Die jüngste Investition haben die Conzelmanns mit zwei neuen Öfen getätigt. Mit dem Heizgasumwälzer Nonplusultra und einem Vulkan Thermo Roll Compact von Heuft hat man nun insgesamt 20 qm Backfläche mit welchen den hohen Backanforderungen gerecht wird. „Das Backen von Kleingebäck im Vulkan Thermo Roll bringt eine deutliche Qualitätssteigerung zum Vorgängermodell und auch beim Feingebäck sind wir von der weichen, gleichmäßigen Hitze begeistert. Unsere Brotsorten und Brezeln backen wir im Heizgasumwälzer. Auch hier erzielen wir beste Backergebnisse“, so der Qualitätsbäcker aus Esslingen-Hohenkreuz.

Aus Platzgründen hat man sich beim Vulkan Thermo Roll Compact für das externe Bedienteil entschieden, welches nach der Bedienung über Kopf weggeschwenkt werden kann. „Die Beratung durch den Heuft-Techniker hat uns auch vor Ort überzeugt. So wurde zum Beispiel auf Anraten des Technikers der normalerweise integrierte Heizkessel des Compact einfach in den Keller verlegt. „Somit haben wir zusätzlichen Platz in der Backstube gewonnen“.
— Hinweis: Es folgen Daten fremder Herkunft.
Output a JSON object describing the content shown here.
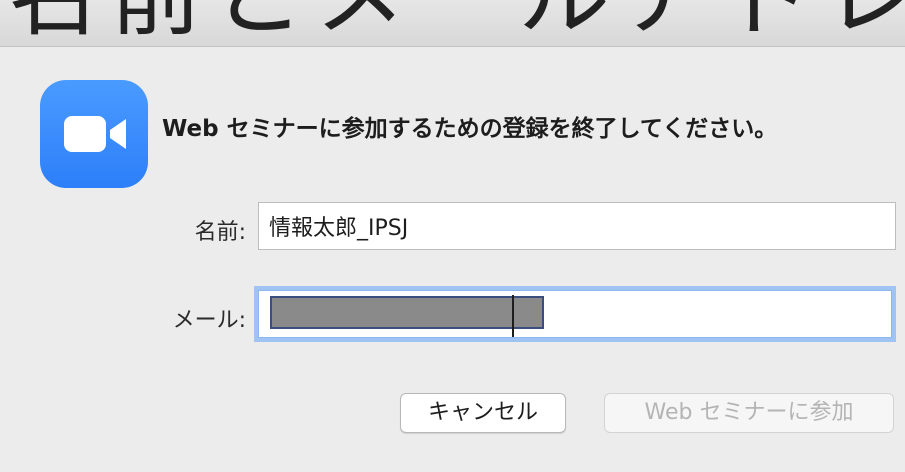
{
  "caption_fragment": "名前とメールアドレスを入力します",
  "dialog": {
    "message": "Web セミナーに参加するための登録を終了してください。",
    "icon": "video-camera-icon",
    "brand_color": "#2d8cff"
  },
  "form": {
    "name_label": "名前:",
    "name_value": "情報太郎_IPSJ",
    "mail_label": "メール:",
    "mail_value": ""
  },
  "buttons": {
    "cancel_label": "キャンセル",
    "join_label": "Web セミナーに参加"
  }
}
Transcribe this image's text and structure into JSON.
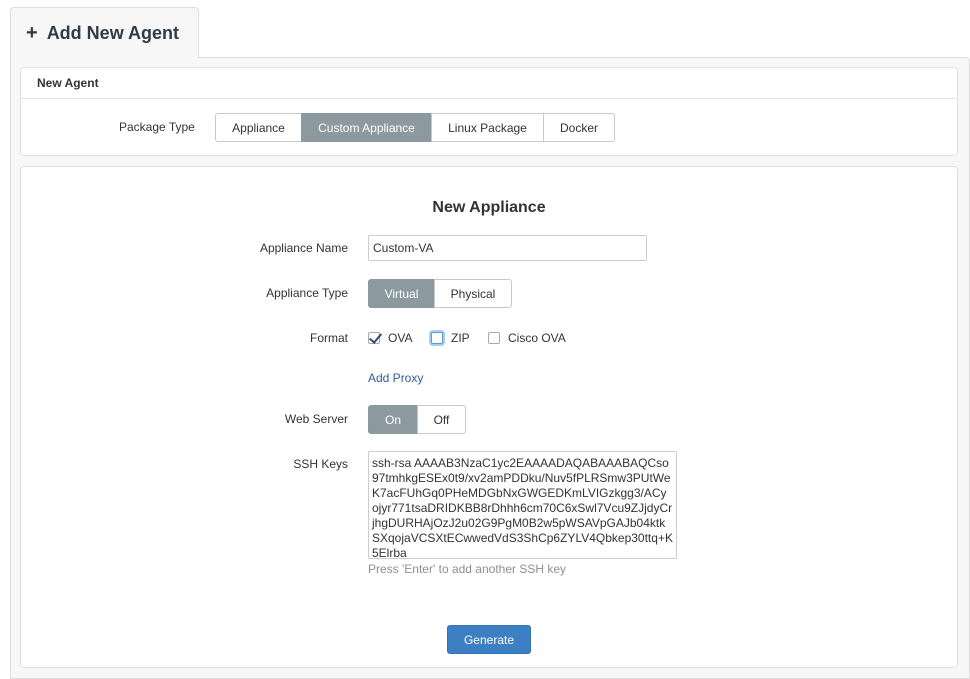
{
  "tab": {
    "icon": "plus-icon",
    "plus": "+",
    "title": "Add New Agent"
  },
  "new_agent": {
    "heading": "New Agent",
    "package_type_label": "Package Type",
    "package_types": [
      "Appliance",
      "Custom Appliance",
      "Linux Package",
      "Docker"
    ],
    "selected_package_type": "Custom Appliance"
  },
  "form": {
    "title": "New Appliance",
    "appliance_name_label": "Appliance Name",
    "appliance_name_value": "Custom-VA",
    "appliance_type_label": "Appliance Type",
    "appliance_types": [
      "Virtual",
      "Physical"
    ],
    "selected_appliance_type": "Virtual",
    "format_label": "Format",
    "formats": [
      {
        "label": "OVA",
        "checked": true
      },
      {
        "label": "ZIP",
        "checked": false
      },
      {
        "label": "Cisco OVA",
        "checked": false
      }
    ],
    "add_proxy": "Add Proxy",
    "web_server_label": "Web Server",
    "web_server_options": [
      "On",
      "Off"
    ],
    "selected_web_server": "On",
    "ssh_keys_label": "SSH Keys",
    "ssh_keys_value": "ssh-rsa AAAAB3NzaC1yc2EAAAADAQABAAABAQCso97tmhkgESEx0t9/xv2amPDDku/Nuv5fPLRSmw3PUtWeK7acFUhGq0PHeMDGbNxGWGEDKmLVIGzkgg3/ACyojyr771tsaDRIDKBB8rDhhh6cm70C6xSwl7Vcu9ZJjdyCrjhgDURHAjOzJ2u02G9PgM0B2w5pWSAVpGAJb04ktkSXqojaVCSXtECwwedVdS3ShCp6ZYLV4Qbkep30ttq+K5Elrba",
    "ssh_hint": "Press 'Enter' to add another SSH key",
    "generate_label": "Generate"
  },
  "colors": {
    "active_segment": "#8c9aa0",
    "primary_button": "#3d7fc4",
    "link": "#2b5f9e"
  }
}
Über die reibungslose Installation der Öfen durch die Monteure und die praktische Einweisung durch den Backmeister der Firma Heuft waren Vater und Sohn Conzelmann absolut begeistert.

Zufriedene Mitarbeiter

Dass ein Unternehmen nur so gut sein kann wie seine Mitarbeiter ist Uwe Conzelmann klar. „Meine Eltern, wie auch ich, wissen die Zuverlässigkeit unserer Mitarbeiter zu schätzen und so haben wir wenig Personalprobleme. Durch das unmittelbare Zusammenarbeiten werden eventuelle Unstimmigkeiten gleich besprochen und bereinigt. Das schafft ein gegenseitiges Vertrauensverhältnis und eine geringe Personalfluktuation“.

Auf die Frage, was er sich beruflich noch wünsche kommt ein Lachen. „Wenn wie in meinem Fall Kunden den Unterschied von Backwarenqualitäten auch in Zukunft erkennen, schätzen und die gute, mittelständische Infrastruktur in meinem Einzugsgebiet trotz der momentanen schwierigen Wirtschaftslage weiter bestehen bleibt, dann bin ich ganz zufrieden“.